Friday, January 29, 2016

Happy 155th Birthday, Kansas!

A Kansas sunrise is like a fingerprint. No two are exactly the same. But this morning, I thought about sunrise on January 29, 1861. On this day 155 years ago, were the settlers even aware that January 29 would become a momentous day for their ancestors?

The trees I often use as silhouettes in my sunrise photos likely weren't there. Many of them were probably planted as part of the timber claims by Kansas settlers. But as men and women left their humble houses on a vast Kansas prairie and ventured out to feed or milk cattle on a brisk January morning, did they watch the clouds illuminated as the sun made its way toward the horizon?  Did they appreciate the beauty of a new day, a day that would become an important part of their heritage?
This day, I thought about my family members who packed up their families and moved across the nation to Kansas for new opportunities for themselves and their families.

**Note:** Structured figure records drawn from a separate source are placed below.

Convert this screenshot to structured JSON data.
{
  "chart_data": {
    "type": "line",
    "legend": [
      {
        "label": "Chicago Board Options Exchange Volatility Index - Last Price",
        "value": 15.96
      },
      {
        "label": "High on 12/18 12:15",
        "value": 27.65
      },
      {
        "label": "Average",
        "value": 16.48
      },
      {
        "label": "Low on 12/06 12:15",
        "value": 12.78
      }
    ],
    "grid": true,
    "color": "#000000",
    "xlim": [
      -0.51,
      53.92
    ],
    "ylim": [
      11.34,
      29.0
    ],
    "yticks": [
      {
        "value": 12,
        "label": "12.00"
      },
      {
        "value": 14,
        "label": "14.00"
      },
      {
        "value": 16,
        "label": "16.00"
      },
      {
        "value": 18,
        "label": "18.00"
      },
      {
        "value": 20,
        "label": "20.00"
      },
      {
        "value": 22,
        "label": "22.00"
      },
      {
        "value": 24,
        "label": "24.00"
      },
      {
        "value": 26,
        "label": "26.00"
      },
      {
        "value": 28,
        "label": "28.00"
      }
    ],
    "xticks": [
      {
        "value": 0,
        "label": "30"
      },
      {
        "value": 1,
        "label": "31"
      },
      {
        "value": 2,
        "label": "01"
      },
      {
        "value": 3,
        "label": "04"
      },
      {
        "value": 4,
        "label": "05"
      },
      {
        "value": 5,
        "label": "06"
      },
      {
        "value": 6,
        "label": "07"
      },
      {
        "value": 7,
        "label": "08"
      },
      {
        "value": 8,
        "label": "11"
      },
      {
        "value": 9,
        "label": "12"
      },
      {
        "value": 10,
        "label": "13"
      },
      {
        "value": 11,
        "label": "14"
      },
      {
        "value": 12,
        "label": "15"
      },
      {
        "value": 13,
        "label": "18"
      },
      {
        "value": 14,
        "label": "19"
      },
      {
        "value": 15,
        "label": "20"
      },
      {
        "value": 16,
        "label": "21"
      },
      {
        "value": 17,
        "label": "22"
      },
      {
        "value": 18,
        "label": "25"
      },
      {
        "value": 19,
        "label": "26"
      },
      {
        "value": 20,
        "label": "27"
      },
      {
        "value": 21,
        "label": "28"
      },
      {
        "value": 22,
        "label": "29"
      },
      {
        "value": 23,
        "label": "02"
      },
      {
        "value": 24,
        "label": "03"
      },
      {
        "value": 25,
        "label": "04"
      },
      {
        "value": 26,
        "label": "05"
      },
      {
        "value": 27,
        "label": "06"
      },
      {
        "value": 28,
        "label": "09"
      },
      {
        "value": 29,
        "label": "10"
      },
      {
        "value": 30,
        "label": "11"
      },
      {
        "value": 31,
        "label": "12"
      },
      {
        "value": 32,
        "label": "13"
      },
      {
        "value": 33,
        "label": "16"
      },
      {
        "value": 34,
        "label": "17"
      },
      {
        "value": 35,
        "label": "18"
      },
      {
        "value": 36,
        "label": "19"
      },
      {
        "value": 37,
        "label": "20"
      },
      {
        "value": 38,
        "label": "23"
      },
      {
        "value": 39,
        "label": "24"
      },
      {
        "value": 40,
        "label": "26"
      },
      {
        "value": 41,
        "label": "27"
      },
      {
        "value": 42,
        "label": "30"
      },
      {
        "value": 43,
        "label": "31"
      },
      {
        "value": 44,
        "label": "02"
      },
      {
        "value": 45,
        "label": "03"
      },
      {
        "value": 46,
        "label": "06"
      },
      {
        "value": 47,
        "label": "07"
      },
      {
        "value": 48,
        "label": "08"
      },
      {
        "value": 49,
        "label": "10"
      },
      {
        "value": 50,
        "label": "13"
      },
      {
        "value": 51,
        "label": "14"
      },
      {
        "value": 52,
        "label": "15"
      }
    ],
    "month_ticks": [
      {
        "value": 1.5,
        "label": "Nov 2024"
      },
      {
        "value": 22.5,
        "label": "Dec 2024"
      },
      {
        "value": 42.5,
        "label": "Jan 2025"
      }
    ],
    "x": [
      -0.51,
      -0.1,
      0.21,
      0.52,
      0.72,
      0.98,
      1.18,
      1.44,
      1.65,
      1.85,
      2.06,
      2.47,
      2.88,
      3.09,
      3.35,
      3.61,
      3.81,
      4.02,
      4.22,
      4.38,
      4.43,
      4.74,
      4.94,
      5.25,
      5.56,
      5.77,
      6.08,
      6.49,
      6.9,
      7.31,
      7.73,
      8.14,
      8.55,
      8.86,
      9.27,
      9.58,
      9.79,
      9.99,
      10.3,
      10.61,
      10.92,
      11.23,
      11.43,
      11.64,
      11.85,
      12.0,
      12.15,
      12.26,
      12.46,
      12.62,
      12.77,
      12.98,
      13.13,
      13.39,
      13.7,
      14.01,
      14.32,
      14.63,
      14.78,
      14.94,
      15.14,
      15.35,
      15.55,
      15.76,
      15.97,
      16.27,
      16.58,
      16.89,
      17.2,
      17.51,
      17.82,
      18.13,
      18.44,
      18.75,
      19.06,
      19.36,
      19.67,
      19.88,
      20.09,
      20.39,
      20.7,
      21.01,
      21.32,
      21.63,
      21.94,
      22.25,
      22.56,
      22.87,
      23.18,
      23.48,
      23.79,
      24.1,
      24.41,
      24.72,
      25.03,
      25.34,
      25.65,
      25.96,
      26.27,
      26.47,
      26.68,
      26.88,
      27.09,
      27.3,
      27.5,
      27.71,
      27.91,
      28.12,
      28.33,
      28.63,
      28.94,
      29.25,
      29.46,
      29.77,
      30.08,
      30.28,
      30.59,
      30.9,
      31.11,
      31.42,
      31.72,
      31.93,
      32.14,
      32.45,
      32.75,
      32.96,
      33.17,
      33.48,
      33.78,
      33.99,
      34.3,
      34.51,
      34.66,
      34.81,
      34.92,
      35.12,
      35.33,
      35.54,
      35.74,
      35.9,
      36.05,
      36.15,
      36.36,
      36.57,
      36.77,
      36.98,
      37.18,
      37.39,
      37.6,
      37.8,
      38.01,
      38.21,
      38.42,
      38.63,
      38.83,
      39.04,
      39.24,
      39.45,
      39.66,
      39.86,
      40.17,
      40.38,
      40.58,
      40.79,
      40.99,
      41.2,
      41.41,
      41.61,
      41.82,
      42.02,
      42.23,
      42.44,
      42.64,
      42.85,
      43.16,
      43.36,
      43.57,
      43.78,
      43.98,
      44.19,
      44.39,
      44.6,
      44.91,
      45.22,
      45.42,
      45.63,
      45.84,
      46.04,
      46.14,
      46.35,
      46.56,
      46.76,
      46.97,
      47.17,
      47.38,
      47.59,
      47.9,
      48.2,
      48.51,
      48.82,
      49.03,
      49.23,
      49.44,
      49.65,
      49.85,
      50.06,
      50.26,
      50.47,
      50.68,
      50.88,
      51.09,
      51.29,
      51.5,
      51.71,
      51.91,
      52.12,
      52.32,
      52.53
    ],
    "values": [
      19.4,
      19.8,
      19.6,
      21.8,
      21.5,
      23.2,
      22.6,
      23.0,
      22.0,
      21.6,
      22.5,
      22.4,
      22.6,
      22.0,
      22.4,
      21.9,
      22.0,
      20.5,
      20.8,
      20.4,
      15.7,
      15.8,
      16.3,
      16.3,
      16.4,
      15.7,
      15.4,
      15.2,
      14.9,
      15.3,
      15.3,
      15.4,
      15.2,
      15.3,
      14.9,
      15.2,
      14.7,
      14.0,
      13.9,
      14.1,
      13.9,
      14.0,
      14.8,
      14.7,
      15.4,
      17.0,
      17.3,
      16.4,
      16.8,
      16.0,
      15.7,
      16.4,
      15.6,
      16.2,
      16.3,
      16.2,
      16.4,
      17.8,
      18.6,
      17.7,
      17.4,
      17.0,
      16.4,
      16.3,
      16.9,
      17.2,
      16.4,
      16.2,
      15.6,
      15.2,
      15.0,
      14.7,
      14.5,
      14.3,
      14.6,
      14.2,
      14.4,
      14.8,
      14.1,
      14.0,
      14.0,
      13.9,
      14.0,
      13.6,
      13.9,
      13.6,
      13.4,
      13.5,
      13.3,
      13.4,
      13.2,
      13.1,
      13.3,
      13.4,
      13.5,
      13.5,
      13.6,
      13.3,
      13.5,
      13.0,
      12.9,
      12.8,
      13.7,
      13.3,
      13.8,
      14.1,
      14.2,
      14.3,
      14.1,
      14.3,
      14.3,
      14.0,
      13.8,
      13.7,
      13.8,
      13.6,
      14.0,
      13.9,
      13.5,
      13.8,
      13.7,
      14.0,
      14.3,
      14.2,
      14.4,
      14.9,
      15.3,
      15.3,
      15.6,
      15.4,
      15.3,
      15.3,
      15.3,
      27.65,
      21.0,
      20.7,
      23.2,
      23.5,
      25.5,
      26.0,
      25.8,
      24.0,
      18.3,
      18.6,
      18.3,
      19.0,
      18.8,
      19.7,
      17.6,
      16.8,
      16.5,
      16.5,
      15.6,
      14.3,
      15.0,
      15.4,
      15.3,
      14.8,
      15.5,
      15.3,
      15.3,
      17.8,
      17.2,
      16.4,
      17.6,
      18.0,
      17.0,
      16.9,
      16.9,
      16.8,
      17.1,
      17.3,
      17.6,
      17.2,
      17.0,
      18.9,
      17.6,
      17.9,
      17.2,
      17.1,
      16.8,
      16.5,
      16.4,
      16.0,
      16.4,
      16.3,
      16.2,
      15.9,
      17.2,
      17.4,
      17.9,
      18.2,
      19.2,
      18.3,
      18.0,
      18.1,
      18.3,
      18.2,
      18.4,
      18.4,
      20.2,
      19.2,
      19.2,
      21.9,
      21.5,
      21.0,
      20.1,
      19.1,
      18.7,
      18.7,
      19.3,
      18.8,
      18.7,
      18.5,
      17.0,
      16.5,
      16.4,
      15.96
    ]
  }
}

On my Dad's side, Kentuckian James T. Moore (my dad's great-grandfather) came to Kansas in the late 1860s, spending a brief time as a helper to a buffalo hunter. He was impressed with the potential of Kansas for cattle grazing and went home to tell his wife, Chalista, that "the grass stood as high as the stirrups on a horse."

In 1876, he and Chalista brought their family to Kansas in a covered wagon drawn by oxen. They arrived in December of 1876 in Sodtown, Kansas, later known as Stafford. (And isn't it ironic that his great-great-granddaughter ended up later calling Stafford home!)

A hotel proprietor there mentioned to J.T. that he might do well to homestead in Pratt County. And so he did, 15 years after Kansas became a state.
The Moores filed a claim which lay 3 miles east and a half mile north of what is now Byers in northern Pratt County. They began living on the claim in the spring of 1877. They later filed a timber claim which originally gave them a total of 320 acres of land.
My mom's grandfather, Charley James Neelly, came to Pratt County from his native Missouri in 1898. Charley went to work for a farmer. In 1900, he married Ethel Denton, and they had 10 children, including my grandfather, Shelby Neelly, the second oldest.
So, on this Kansas Day 2016, I thought about these pioneers, the people in my family who saw opportunity in the Central Plains. As a jet stream pierced the canvas of Kansas sky, I thought how incredulous they'd be at the changes to this place they called home. And I was thankful for the vision that brought them to this state I love so much.


  1. So wonderful to read of your amazing heritage. The sunrise photos are so emotive,especially the windmill and jet stream. I'm sure your Great, Great Grandfather would be very proud of you.

    1. Thank you, Helen, for your kind words. I love finding the beauty in my native Kansas.

  2. I love thinking about what our ancestors thought of the Flint Hills and the sunrises and sunsets, too. Love the pictures of your past. Chalista-- what a pretty name.

    1. Thanks, Mrs. E! Her husband called her "Kay." Maybe Chalista was too much of a mouth full?